Beispielsweise ist dieses der Fall bei der Förderung ehrenamtlicher Hilfen wie den Integrationslotsinnen und Integrationslotsen, die wir mit Mitteln des Sozialministeriums stützen. Ferner will ich ausdrücklich die Koordinierungsstellen für Migration und Teilhabe nennen, die im kommunalen Bereich angesiedelt sind und eine Weiterentwicklung der dezentralen koordinierenden Migrationsarbeit in der Fläche den Kommunen vor Ort ermöglichen. So haben von 48 antragsberechtigten Gebietskörperschaften 47 eine solche Koordinierungsstelle bereits eingerichtet. Anhand dieses Beispiels kann man sehen, dass die Mittel des Landes in der Fläche sehr gut angenommen werden.

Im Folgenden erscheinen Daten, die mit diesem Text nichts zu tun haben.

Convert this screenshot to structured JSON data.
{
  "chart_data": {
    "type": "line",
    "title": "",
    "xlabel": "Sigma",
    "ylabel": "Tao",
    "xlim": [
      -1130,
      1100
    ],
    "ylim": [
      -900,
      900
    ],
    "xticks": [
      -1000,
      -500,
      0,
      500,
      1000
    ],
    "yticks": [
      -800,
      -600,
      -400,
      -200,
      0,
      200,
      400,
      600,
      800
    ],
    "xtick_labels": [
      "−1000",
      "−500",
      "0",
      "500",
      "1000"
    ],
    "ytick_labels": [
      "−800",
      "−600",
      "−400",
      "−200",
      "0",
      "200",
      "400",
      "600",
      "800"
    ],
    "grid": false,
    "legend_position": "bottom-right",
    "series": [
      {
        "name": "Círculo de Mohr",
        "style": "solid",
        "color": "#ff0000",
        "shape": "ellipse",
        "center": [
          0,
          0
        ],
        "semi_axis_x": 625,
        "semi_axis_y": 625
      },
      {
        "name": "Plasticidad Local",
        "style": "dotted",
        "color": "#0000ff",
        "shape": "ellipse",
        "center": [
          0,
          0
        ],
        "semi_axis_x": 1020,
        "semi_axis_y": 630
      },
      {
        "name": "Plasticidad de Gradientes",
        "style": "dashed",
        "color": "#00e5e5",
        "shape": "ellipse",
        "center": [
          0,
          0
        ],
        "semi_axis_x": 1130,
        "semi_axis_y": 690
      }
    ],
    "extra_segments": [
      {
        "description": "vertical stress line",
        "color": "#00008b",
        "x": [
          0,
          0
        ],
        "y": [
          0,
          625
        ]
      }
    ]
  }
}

Das Gleiche gilt für die Flüchtlingssozialarbeit, die wir massiv ausweiten, die Anerkennungsberatung des IQ-Netzwerks oder das Sonderprogramm „Sprachförderung für Erwachsene“, die an bestehenden Strukturen der Erwachsenenbildung dezentral in der Fläche eine sprachliche und soziale Teilhabe ermöglichen.

Anrede,

vor diesem Hintergrund greift der hier in Erstberatung vorliegende Gesetzentwurf bereits von der Stoßrichtung her zu kurz. Da er dem landesspezifischen Ansatz zuwiderläuft und in seiner Grundstruktur die Gefahr von Doppelstrukturen in sich birgt, für die wir als Land entsprechend der Subsidiarität aufkommen müssten.

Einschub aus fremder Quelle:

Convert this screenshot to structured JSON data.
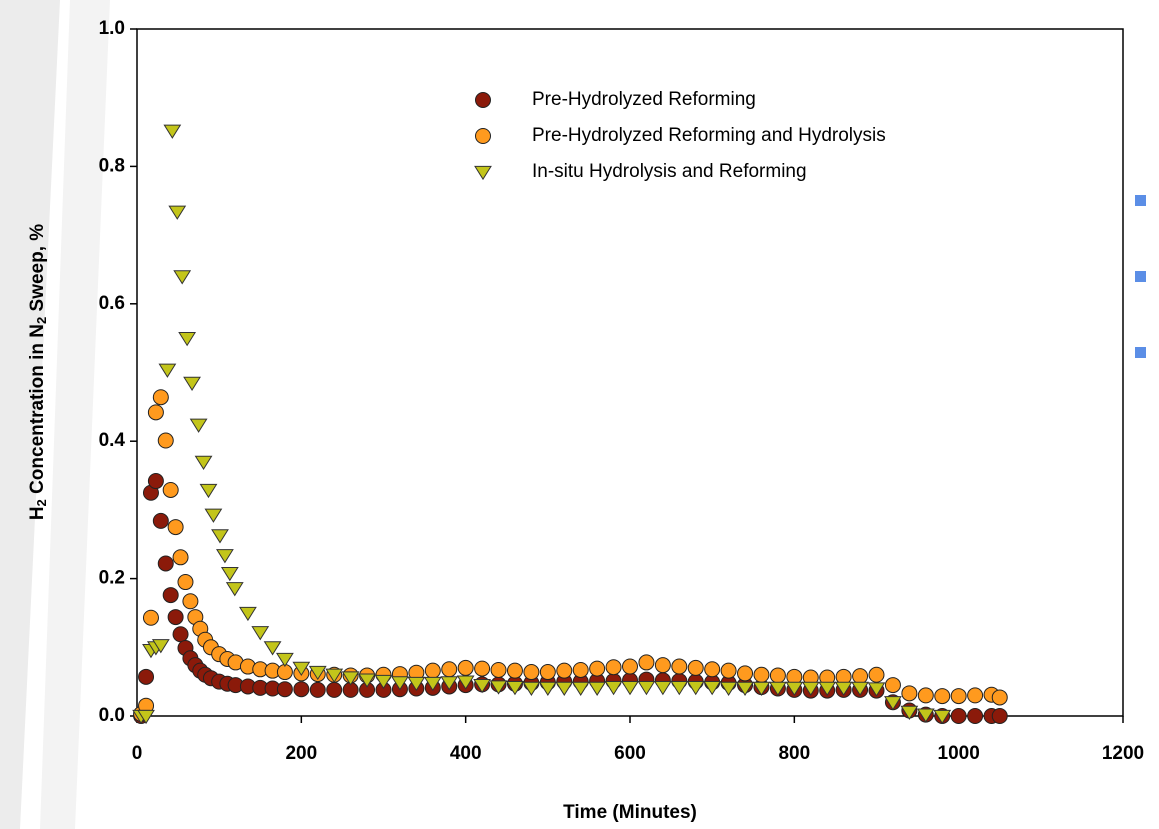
{
  "chart_data": {
    "type": "scatter",
    "xlabel": "Time (Minutes)",
    "ylabel_parts": [
      "H",
      "2",
      " Concentration in N",
      "2",
      " Sweep, %"
    ],
    "xlim": [
      0,
      1200
    ],
    "xticks": [
      0,
      200,
      400,
      600,
      800,
      1000,
      1200
    ],
    "ylim": [
      0,
      1
    ],
    "yticks": [
      {
        "value": 0,
        "label": "0.0"
      },
      0.2,
      0.4,
      0.6,
      0.8,
      {
        "value": 1,
        "label": "1.0"
      }
    ],
    "series": [
      {
        "name": "Pre-Hydrolyzed Reforming",
        "color": "#8b1a0a",
        "marker": "circle",
        "x": [
          5,
          11,
          17,
          23,
          29,
          35,
          41,
          47,
          53,
          59,
          65,
          71,
          77,
          83,
          90,
          100,
          110,
          120,
          135,
          150,
          165,
          180,
          200,
          220,
          240,
          260,
          280,
          300,
          320,
          340,
          360,
          380,
          400,
          420,
          440,
          460,
          480,
          500,
          520,
          540,
          560,
          580,
          600,
          620,
          640,
          660,
          680,
          700,
          720,
          740,
          760,
          780,
          800,
          820,
          840,
          860,
          880,
          900,
          920,
          940,
          960,
          980,
          1000,
          1020,
          1040,
          1050
        ],
        "values": [
          0.0,
          0.057,
          0.325,
          0.342,
          0.284,
          0.222,
          0.176,
          0.144,
          0.119,
          0.099,
          0.084,
          0.074,
          0.066,
          0.06,
          0.055,
          0.05,
          0.047,
          0.045,
          0.043,
          0.041,
          0.04,
          0.039,
          0.039,
          0.038,
          0.038,
          0.038,
          0.038,
          0.038,
          0.039,
          0.04,
          0.041,
          0.043,
          0.045,
          0.046,
          0.046,
          0.047,
          0.048,
          0.049,
          0.05,
          0.05,
          0.051,
          0.051,
          0.052,
          0.053,
          0.052,
          0.051,
          0.05,
          0.049,
          0.048,
          0.045,
          0.042,
          0.04,
          0.038,
          0.037,
          0.037,
          0.038,
          0.038,
          0.037,
          0.02,
          0.008,
          0.002,
          0.0,
          0.0,
          0.0,
          0.0,
          0.0
        ]
      },
      {
        "name": "Pre-Hydrolyzed Reforming and Hydrolysis",
        "color": "#ff9a1e",
        "marker": "circle",
        "x": [
          5,
          11,
          17,
          23,
          29,
          35,
          41,
          47,
          53,
          59,
          65,
          71,
          77,
          83,
          90,
          100,
          110,
          120,
          135,
          150,
          165,
          180,
          200,
          220,
          240,
          260,
          280,
          300,
          320,
          340,
          360,
          380,
          400,
          420,
          440,
          460,
          480,
          500,
          520,
          540,
          560,
          580,
          600,
          620,
          640,
          660,
          680,
          700,
          720,
          740,
          760,
          780,
          800,
          820,
          840,
          860,
          880,
          900,
          920,
          940,
          960,
          980,
          1000,
          1020,
          1040,
          1050
        ],
        "values": [
          0.003,
          0.015,
          0.143,
          0.442,
          0.464,
          0.401,
          0.329,
          0.275,
          0.231,
          0.195,
          0.167,
          0.144,
          0.127,
          0.111,
          0.1,
          0.09,
          0.083,
          0.078,
          0.072,
          0.068,
          0.066,
          0.064,
          0.062,
          0.061,
          0.06,
          0.059,
          0.059,
          0.06,
          0.061,
          0.063,
          0.066,
          0.068,
          0.07,
          0.069,
          0.067,
          0.066,
          0.064,
          0.064,
          0.066,
          0.067,
          0.069,
          0.071,
          0.072,
          0.078,
          0.074,
          0.072,
          0.07,
          0.068,
          0.066,
          0.062,
          0.06,
          0.059,
          0.057,
          0.056,
          0.056,
          0.057,
          0.058,
          0.06,
          0.045,
          0.033,
          0.03,
          0.029,
          0.029,
          0.03,
          0.031,
          0.027
        ]
      },
      {
        "name": "In-situ Hydrolysis and Reforming",
        "color": "#c3c51a",
        "marker": "triangle",
        "x": [
          5,
          11,
          17,
          23,
          29,
          37,
          43,
          49,
          55,
          61,
          67,
          75,
          81,
          87,
          93,
          101,
          107,
          113,
          119,
          135,
          150,
          165,
          180,
          200,
          220,
          240,
          260,
          280,
          300,
          320,
          340,
          360,
          380,
          400,
          420,
          440,
          460,
          480,
          500,
          520,
          540,
          560,
          580,
          600,
          620,
          640,
          660,
          680,
          700,
          720,
          740,
          760,
          780,
          800,
          820,
          840,
          860,
          880,
          900,
          920,
          940,
          960,
          980
        ],
        "values": [
          0.0,
          0.0,
          0.096,
          0.1,
          0.103,
          0.504,
          0.852,
          0.734,
          0.64,
          0.55,
          0.485,
          0.424,
          0.37,
          0.329,
          0.293,
          0.263,
          0.234,
          0.208,
          0.186,
          0.15,
          0.122,
          0.1,
          0.083,
          0.07,
          0.064,
          0.06,
          0.056,
          0.053,
          0.051,
          0.049,
          0.048,
          0.048,
          0.049,
          0.05,
          0.045,
          0.043,
          0.042,
          0.041,
          0.041,
          0.041,
          0.041,
          0.041,
          0.042,
          0.042,
          0.042,
          0.042,
          0.042,
          0.042,
          0.042,
          0.041,
          0.041,
          0.041,
          0.041,
          0.041,
          0.041,
          0.041,
          0.041,
          0.041,
          0.04,
          0.02,
          0.006,
          0.002,
          0.0
        ]
      }
    ]
  }
}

Kommunal mag ein Integrationszentrun – wie es der originär zuständige Landkreis Goslar zu implementieren sucht – ein migrationspolitischer Weg im örtlichen Wirkungskreis sein. Für die Landesebene sehen wir allerdings die bereits im Bundesaufenthaltsgesetz geregelte Integration von Ausländern in das wirtschaftliche, kulturelle und gesellschaftliche Leben mit Hilfe von Integrationskursen durch ein niedersächsisches Integrationsgesetz – auch in Anbetracht der von mir bereits dargestellten bestehenden Strukturen – als obsolet an!

Ganz abgesehen davon müssen Sie zugeben, dass die Entstehungsgeschichte dieses Ausführungsgesetzes nicht einer gewissen Komik, wenn nicht sogar Tragik entbehrt. Denn individuelle Integrationsvereinbarungen wie Sie sie hier fordern, haben Sie sich bei der Integrations-Frontfrau Nummer eins der CDU, Julia Klöckner, abgekupfert. Und wie ich schon vorhin erwähnte, strebt der Landkreis Goslar bereits seit längerer Zeit in seinem eigenen Wirkungskreis ein, dem Namen nach, entsprechendes kommunales Integrationszentrum an und hat sich durch das Agieren ihres dortig ortsfremden Hauptautors mit einer Doppelplanung solcher Zentren konfrontiert gesehen.

Und da auch nach jahrelanger Erfahrung – genau genommen zehn Jahre – offensichtlich immer noch Klärungsbedarf besteht, erlaube ich mir in diesem Zusammenhang nochmals die Zuständigkeiten zu erläutern: Für die dezentrale Aufnahme und Verteilung von Flüchtlingen, aber auch für die Bewilligung eines solchen Zentrums sind die Landkreise und kreisfreien Städte originär zuständig und nicht – ich erlaube mir hier unseren Kollegen Dr. Saipa zu zitieren – „selbsternannte Integrationskenner, die sich ein neues Image geben wollen“.

Ich fasse daher abschließend zusammen: Das in dieser Form hier vorliegende Integrationsgesetz betrachten wir – auch in Anbetracht der von mir bereits landesseitig existierenden Instrumente – als obsolet. Und ich persönlich werde auch den Eindruck nicht los, dass, nachdem man im Umfeld dieser Gesetzesgenese soviel Porzellan im Landkreis Goslar zerschlagen hat, man den Landtag durch Einreichung dieses Entwurfes öffentlichkeitswirksam zu instrumentalisieren sucht. Aber ich denke, dass wir in der anstehenden Ausschussberatung genug Zeit haben werden, dieser Frage auf den Grund zu gehen.

Herzlichen Dank für Ihre Aufmerksamkeit.